Après un premier tome fabuleux, Pullman nous entraîne dans la suite de son univers avec un second tome purement fantastique ! Toujours muni de sa plume si efficace et formidable, un réel délice à la lecture, il développe son univers : on ajoute des personnages, on dispose les pions pour la suite, on crée de nouveaux mondes, on découvre de nouveaux éléments qui viennent enrichir une mythologie déjà bien chargée. Toujours avec des détails disséminés avec soin et pourtant sans alourdir le texte. Si on est captivé par le premier tome, on dévore ce second tome pour en savoir plus sur les aventures de Will et Lyra.
Car la force indéniable de ce second tome, c’est bien sûr l’ajout de Will. Non seulement il vient tempérer Lyra, mais il sert surtout de boussole directrice à l’héroïne en plein doute. Cependant, au-delà de cet apport primordial au récit, Will va aussi servir à introduire notre propre monde à l’univers de Pullman et permettre donc aux deux de cohabiter. Ainsi, si la science avait déjà une place importante dans le premier tome, consistant un membre important du trio formé avec la magie et la religion, ce second tome apporte le rationaliste. Autrement dit, l’élément merveilleux de fantasy, la Poussière, va passer au crible de notre science et trouver une explication qui s’ancre dans le rationnel, presque la science-fiction pure, tout en ayant toujours cette part de surnaturel.

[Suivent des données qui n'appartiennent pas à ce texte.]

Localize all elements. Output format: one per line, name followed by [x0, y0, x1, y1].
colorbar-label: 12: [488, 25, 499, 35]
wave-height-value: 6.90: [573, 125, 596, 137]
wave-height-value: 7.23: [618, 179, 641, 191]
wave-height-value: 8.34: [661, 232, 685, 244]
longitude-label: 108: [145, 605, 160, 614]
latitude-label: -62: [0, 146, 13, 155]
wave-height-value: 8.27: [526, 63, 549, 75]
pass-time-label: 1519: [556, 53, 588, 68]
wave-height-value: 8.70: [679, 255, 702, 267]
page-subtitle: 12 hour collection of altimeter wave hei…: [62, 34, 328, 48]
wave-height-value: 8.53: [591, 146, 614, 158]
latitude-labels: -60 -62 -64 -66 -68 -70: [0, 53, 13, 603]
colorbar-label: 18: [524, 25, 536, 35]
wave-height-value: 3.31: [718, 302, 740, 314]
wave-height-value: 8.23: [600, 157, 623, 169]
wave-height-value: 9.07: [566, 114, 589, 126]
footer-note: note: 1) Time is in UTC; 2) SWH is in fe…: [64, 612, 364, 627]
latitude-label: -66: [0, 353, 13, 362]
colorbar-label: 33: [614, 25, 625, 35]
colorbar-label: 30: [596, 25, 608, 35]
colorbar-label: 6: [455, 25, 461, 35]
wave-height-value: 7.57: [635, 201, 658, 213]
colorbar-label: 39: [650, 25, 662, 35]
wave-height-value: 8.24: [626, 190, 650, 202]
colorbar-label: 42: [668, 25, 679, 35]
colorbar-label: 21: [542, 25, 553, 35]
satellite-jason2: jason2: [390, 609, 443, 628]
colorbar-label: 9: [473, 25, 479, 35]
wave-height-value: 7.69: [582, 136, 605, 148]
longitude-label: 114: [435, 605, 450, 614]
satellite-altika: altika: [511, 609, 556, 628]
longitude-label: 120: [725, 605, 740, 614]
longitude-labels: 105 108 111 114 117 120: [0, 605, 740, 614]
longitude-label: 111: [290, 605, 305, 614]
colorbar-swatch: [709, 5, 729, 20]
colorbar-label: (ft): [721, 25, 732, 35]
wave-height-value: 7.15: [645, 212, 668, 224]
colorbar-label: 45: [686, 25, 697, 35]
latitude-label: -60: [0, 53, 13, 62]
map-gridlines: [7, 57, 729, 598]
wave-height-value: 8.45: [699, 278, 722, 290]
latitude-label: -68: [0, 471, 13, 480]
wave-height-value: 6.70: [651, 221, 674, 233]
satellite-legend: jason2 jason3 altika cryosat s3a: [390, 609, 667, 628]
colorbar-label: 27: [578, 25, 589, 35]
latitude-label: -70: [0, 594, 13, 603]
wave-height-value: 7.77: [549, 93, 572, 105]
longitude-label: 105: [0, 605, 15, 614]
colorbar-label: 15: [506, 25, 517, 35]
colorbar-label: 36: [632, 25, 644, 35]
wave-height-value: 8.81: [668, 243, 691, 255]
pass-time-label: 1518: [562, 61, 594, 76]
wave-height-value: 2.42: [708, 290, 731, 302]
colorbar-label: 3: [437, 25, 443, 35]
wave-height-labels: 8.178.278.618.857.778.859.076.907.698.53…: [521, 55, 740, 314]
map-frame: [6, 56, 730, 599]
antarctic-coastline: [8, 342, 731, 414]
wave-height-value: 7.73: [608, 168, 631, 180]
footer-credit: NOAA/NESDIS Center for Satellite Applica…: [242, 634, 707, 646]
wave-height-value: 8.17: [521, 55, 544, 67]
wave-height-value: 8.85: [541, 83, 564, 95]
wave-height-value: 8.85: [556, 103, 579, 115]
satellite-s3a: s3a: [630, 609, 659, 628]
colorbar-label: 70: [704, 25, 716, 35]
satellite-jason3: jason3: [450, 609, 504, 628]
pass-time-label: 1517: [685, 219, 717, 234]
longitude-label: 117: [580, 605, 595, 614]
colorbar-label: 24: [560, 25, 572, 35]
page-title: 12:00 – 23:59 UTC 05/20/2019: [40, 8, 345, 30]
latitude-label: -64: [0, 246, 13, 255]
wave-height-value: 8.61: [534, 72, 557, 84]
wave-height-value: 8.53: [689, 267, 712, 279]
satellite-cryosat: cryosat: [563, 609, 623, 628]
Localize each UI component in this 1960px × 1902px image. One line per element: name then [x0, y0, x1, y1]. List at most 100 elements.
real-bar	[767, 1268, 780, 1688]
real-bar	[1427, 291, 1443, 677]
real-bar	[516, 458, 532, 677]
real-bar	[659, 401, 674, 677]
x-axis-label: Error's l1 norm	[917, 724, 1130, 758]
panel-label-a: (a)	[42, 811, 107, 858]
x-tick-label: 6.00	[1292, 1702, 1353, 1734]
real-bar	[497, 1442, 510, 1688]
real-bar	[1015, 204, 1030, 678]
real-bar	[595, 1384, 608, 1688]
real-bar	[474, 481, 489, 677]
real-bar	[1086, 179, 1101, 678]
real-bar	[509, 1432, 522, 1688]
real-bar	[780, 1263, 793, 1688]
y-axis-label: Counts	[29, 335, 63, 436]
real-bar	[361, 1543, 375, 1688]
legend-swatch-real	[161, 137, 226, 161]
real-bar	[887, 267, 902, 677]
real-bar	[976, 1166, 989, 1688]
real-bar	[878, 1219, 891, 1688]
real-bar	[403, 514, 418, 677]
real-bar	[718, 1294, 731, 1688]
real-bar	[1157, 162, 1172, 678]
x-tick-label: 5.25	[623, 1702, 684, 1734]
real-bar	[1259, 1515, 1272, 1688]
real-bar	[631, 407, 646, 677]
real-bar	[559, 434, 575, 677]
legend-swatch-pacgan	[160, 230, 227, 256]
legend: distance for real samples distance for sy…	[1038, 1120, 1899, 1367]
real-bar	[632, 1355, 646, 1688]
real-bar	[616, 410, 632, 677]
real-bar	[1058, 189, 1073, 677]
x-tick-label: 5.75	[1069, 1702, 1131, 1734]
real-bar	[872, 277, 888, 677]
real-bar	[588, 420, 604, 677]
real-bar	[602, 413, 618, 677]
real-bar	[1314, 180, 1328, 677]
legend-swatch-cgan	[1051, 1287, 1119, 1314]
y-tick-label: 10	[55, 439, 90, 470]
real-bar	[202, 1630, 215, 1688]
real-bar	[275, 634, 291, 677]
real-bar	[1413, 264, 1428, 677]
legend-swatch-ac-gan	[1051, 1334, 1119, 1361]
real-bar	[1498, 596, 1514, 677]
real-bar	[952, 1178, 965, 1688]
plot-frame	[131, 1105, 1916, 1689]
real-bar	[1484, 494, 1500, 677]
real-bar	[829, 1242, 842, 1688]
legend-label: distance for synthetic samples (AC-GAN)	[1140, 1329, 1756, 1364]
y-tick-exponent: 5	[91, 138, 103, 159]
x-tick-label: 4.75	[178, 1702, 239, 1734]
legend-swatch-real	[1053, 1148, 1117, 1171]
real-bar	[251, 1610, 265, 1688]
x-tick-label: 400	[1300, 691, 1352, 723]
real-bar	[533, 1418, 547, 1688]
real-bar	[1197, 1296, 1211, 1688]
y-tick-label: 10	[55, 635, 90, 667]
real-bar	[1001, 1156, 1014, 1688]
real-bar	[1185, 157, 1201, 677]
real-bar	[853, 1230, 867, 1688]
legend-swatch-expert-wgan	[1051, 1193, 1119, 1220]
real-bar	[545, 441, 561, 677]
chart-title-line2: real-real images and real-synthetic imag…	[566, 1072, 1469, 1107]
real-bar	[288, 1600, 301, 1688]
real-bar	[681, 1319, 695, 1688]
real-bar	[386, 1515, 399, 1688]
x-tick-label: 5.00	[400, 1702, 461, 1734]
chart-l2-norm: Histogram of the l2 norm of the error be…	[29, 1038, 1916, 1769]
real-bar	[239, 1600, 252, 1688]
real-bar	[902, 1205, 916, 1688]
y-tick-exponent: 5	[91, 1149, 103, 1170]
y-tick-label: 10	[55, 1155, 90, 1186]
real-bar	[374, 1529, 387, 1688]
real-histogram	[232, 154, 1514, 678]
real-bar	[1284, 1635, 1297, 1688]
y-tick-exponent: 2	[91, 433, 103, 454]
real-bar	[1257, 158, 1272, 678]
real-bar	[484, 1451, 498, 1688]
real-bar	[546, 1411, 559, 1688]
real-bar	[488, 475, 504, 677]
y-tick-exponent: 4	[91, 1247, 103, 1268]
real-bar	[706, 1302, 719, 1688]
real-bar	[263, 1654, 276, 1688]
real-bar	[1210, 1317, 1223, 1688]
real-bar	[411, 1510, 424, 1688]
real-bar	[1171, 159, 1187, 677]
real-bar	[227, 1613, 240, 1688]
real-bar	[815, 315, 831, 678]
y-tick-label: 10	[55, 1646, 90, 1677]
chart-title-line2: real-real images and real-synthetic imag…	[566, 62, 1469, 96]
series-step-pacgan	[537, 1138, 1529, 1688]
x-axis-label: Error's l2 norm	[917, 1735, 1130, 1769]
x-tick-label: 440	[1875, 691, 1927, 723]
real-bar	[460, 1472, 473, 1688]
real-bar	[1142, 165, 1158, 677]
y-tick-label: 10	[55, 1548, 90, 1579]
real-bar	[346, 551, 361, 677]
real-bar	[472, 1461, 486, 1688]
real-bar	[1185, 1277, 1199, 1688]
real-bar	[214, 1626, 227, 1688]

De plus, Pullman commence à poser les bases de sa trilogie et de sa conclusion. Car si le premier tome servait à nous introduire à son formidable univers, le second tome le développe mais y apporte aussi de nouveaux détails qui commencent à ouvrir le voile sur la mécanique globale. La mythologie s’étend, s’étoffe, prend une plus grande dimension. Et si le Magisterium, Mme Coulter ou même Lord Asriel se fond plus rares, voire absent, Will et Lyra seront toujours au centre d’une aventure plus vaste et aux conséquences plus retentissantes. Ajoutons la quête du père perdu et son dénouement qui remet tout en question, l’utilisation toujours aussi efficace du tragique par Pullman, la redistribution des cartes quant aux pouvoirs en place, et on se retrouve avec une intrigue riche, passionnante qui permet à la saga de grandir, d’exploiter son potentiel et de se renforcer.
Je pense notamment à l’utilisation de nouveaux points de vue en dehors de celui de Lyra, qui ouvrent de nouvelle voie et permet l’introduction de nouveaux personnages ou de développer d’autres plus anciens. Les péripétie de Lee Scoresby ou de Serafina Pekkala et des autres sorcières donnent une plus grande dimension à l’œuvre, lui donnant un souffle encore plus épique, puisqu’on se retrouve avec plusieurs fils rouges qui finissent par se rejoindre. L’arrivée de Mary Malone pour le côté rationnel, la cité de Cittàgazze et des Spectres pour leur dynamique au sein de l’univers, la découverte du Poignard subtil qui se révèle être un artefact tout aussi puissant et dangereux que l’aléthiomètre, tous sont autant de nouveaux éléments qui participent à rendre ce second tome encore plus fascinant que le premier et à transformer un univers original et intéressant en quelque chose de sensationnel.
Le tout sous la plume toujours aussi pertinente et efficace de Pullman. On le ressentait déjà avec le précédent tome, mais une fois de plus, il excelle à raconter son histoire. Que ce soit le dosage du rythme et de la tension (le chapitre avec Serafina sur le bateau par exemple), la façon dont tous les fils rouges se développent et finissent par se rejoindre au bon moment, l’absence de réel longueur même lors des passages plus descriptifs, la justesse des dialogues qui ne sont jamais superflus… Au-delà même de l’intrigue elle-même, tout cela constitue une des raisons pour lesquelles j’ai dévoré ce deuxième tome. Au-delà même de l’univers si bien conçu, c’est cette plume qui m’y fait plonger et qui me fait rêver à chaque page.
La Tour des anges n’est pas qu’un très bon second tome d’une bonne saga. Il est l’exemple-type de ce que devrait être le second acte d’une trilogie, ce qui en fait un excellent livre au sein de son propre univers mais aussi à part entière. Une référence.